Cutis laxa is a rare skin disorder that affects males and females in equal numbers. Approximately 50 cases have been reported in the medical literature. Most cases of cutis laxa are inherited as an autosomal recessive trait. It has been suggested that cutis laxa in some cases is inherited as an autosomal dominant transmission; in this situation, the skin manifestations can be minimal but systemic effects (lungs) may still occur. An X-linked form of cutis laxa has been classified as Ehlers-Danlos type IX. The acquired form of cutis laxa may develop following a severe illness involving fever, polyserositis, or erythema multiforme. It has been suggested that acquired cutis laxa results from an autoimmune process.

Reduced levels of elastin mRNA and elastic fibers throughout the dermis are associated with abnormal elastin components noted by electron microscopy.

Congenital cutis laxa typically is diagnosed at birth or early infancy. Transient edema, especially of the arms and legs, often is perceived as the first manifestation. During infancy, the skin lacks elasticity that may be most apparent on the face. The symptoms of cutis laxa progress during infancy, but usually become less noticeable after puberty. Patients may present with emphysema and occasionally flaccid trachea. Diverticula in the esophagus, duodenum and bladder are common findings. Cardiovascular anomalies may include cor pulmonale, supravalvular aortic stenosis, arterial aneurysms, arterial tortuosity, multiple pulmonary artery stenoses, and fibromuscular renal artery dysplasia. Joint laxity and potential hip dislocation are characteristic. The association of cutis laxa and diaphragmatic hernia has been suggested. The presence of a large fontanelle with delayed closure has been reported.

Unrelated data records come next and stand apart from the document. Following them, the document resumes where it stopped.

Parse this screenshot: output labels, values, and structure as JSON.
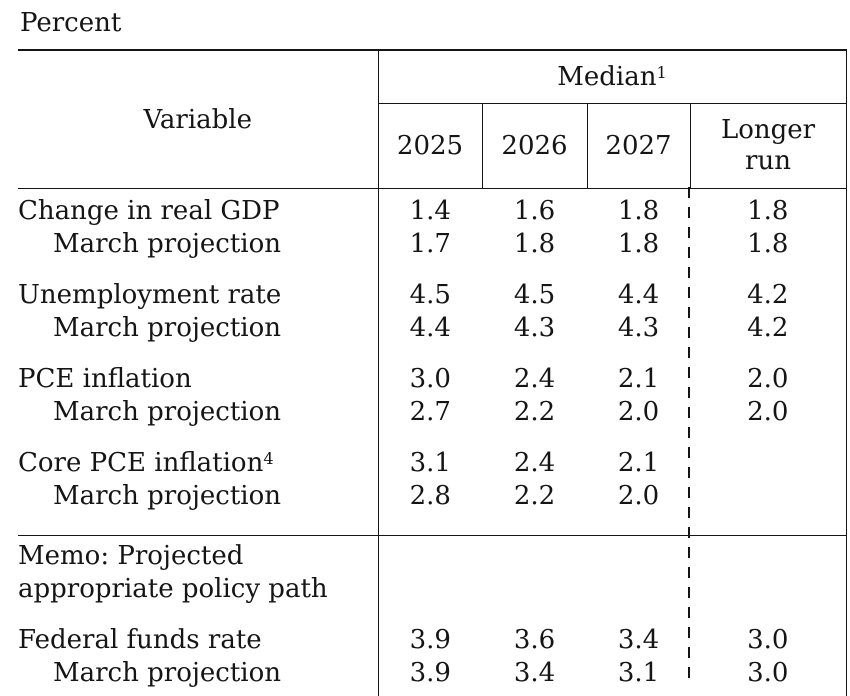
{
  "title": "Percent",
  "colors": {
    "background": "#ffffff",
    "text": "#151515",
    "rule": "#151515"
  },
  "table": {
    "corner_header": "Variable",
    "group_header": {
      "text": "Median",
      "sup": "1"
    },
    "columns": [
      "2025",
      "2026",
      "2027",
      "Longer\nrun"
    ],
    "sections": [
      {
        "rows": [
          {
            "label": "Change in real GDP",
            "values": [
              "1.4",
              "1.6",
              "1.8",
              "1.8"
            ]
          },
          {
            "label": "March projection",
            "indent": true,
            "values": [
              "1.7",
              "1.8",
              "1.8",
              "1.8"
            ]
          },
          {
            "label": "Unemployment rate",
            "gap": true,
            "values": [
              "4.5",
              "4.5",
              "4.4",
              "4.2"
            ]
          },
          {
            "label": "March projection",
            "indent": true,
            "values": [
              "4.4",
              "4.3",
              "4.3",
              "4.2"
            ]
          },
          {
            "label": "PCE inflation",
            "gap": true,
            "values": [
              "3.0",
              "2.4",
              "2.1",
              "2.0"
            ]
          },
          {
            "label": "March projection",
            "indent": true,
            "values": [
              "2.7",
              "2.2",
              "2.0",
              "2.0"
            ]
          },
          {
            "label": "Core PCE inflation",
            "label_sup": "4",
            "gap": true,
            "values": [
              "3.1",
              "2.4",
              "2.1",
              ""
            ]
          },
          {
            "label": "March projection",
            "indent": true,
            "values": [
              "2.8",
              "2.2",
              "2.0",
              ""
            ]
          }
        ]
      },
      {
        "rows": [
          {
            "label": "Memo: Projected\nappropriate policy path",
            "values": [
              "",
              "",
              "",
              ""
            ]
          },
          {
            "label": "Federal funds rate",
            "gap": true,
            "values": [
              "3.9",
              "3.6",
              "3.4",
              "3.0"
            ]
          },
          {
            "label": "March projection",
            "indent": true,
            "values": [
              "3.9",
              "3.4",
              "3.1",
              "3.0"
            ]
          }
        ]
      }
    ]
  }
}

The symptoms of the acquired form of cutis laxa develop slowly and may not appear until puberty or later during early adulthood. Episodes of transient angioedema, especially in the face and neck, and inflammation are frequently the first signs of the acquired form of the disease. Skin changes develop slowly and may be widespread or limited to the face, trunk, and/or neck. Small blood vessels under the skin in the affected area may rupture easily and result in purpura-like spots on the skin. It is important to notice that life-threatening complications have been reported in congenital and acquired cutis laxa, including rupture of the aorta and severe emphysema.

Proper preoperative evaluation of pulmonary and cardiovascular function is necessary. The presence of emphysema usually is an indicator of the severity of the disease. Cutis laxa patients can bruise easily because of vascular fragility, however, this does not suggest patients have coagulation problems or prolonged bleeding time. The presence of major vessel aneurysms should be evaluated, especially of the aorta. The patient may be receiving chronic steroid therapy, and supplementation may be required for the perioperative period.

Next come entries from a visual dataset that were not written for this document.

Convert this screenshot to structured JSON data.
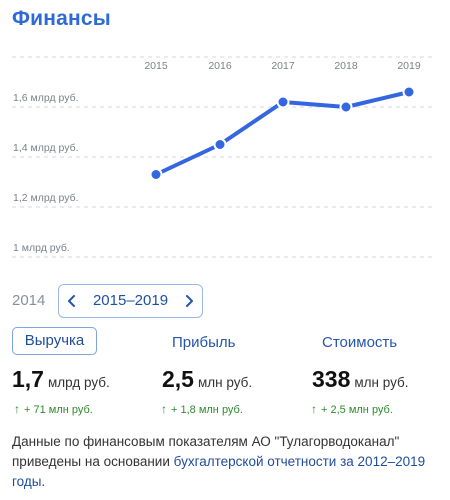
{
  "title": "Финансы",
  "range": {
    "prev_year": "2014",
    "label": "2015–2019"
  },
  "tabs": {
    "revenue": "Выручка",
    "profit": "Прибыль",
    "value": "Стоимость"
  },
  "metrics": {
    "revenue": {
      "num": "1,7",
      "unit": "млрд руб.",
      "delta": "+ 71 млн руб."
    },
    "profit": {
      "num": "2,5",
      "unit": "млн руб.",
      "delta": "+ 1,8 млн руб."
    },
    "value": {
      "num": "338",
      "unit": "млн руб.",
      "delta": "+ 2,5 млн руб."
    }
  },
  "note": {
    "text": "Данные по финансовым показателям АО \"Тулагорводоканал\" приведены на основании ",
    "link": "бухгалтерской отчетности за 2012–2019 годы",
    "tail": "."
  },
  "colors": {
    "accent": "#2e6bd6",
    "line": "#3366e0",
    "positive": "#2f8a2f"
  },
  "chart_data": {
    "type": "line",
    "x": [
      "2015",
      "2016",
      "2017",
      "2018",
      "2019"
    ],
    "series": [
      {
        "values": [
          1.33,
          1.45,
          1.62,
          1.6,
          1.66
        ]
      }
    ],
    "y_ticks": [
      {
        "value": 1.0,
        "label": "1 млрд руб."
      },
      {
        "value": 1.2,
        "label": "1,2 млрд руб."
      },
      {
        "value": 1.4,
        "label": "1,4 млрд руб."
      },
      {
        "value": 1.6,
        "label": "1,6 млрд руб."
      }
    ],
    "ylim": [
      1.0,
      1.8
    ],
    "grid": true
  }
}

The presence of abnormal skin may make vascular access difficult. The possibility of prolonged mechanical ventilation postoperatively must be kept in mind for patients with significant pulmonary manifestations. Cor pulmonale and pulmonary arterial hypertension have been reported in some of these patients. Avoid further increases in pulmonary artery pressures (avoid acidosis, hypercapnia and hypoxia) and maintain inotropy.

Avoid nitrous oxide in patients with severe emphysema and/or pulmonary arterial hypertension.

De Barsy Moens Diercks Syndrome is inherited as an autosomal recessive trait. It is characterized by degeneration of the elastic tissue in the skin (cutis laxa), athetosis, loss of muscle tone, unusual flexibility of the small joints, clouding of the corneas, large prominent ears, frontal bossing, and short stature. Other clinical features may include mental retardation, dislocated joints at birth, sparse hair, and thin lips.

Ehlers-Danlos Syndrome (EDS) is a group of inherited systemic connective tissue disorders characterized by a wide variety of joint and skin problems. Eleven types have been described. Clinically, this entity is characterized by fragile, soft, velvety, elastic skin and hyperextensibility of joints causing frequent dislocations. When the skin is pulled, it normally returns to its original position. Vascular fragility has been suggested because most patients bruise and bleed easily.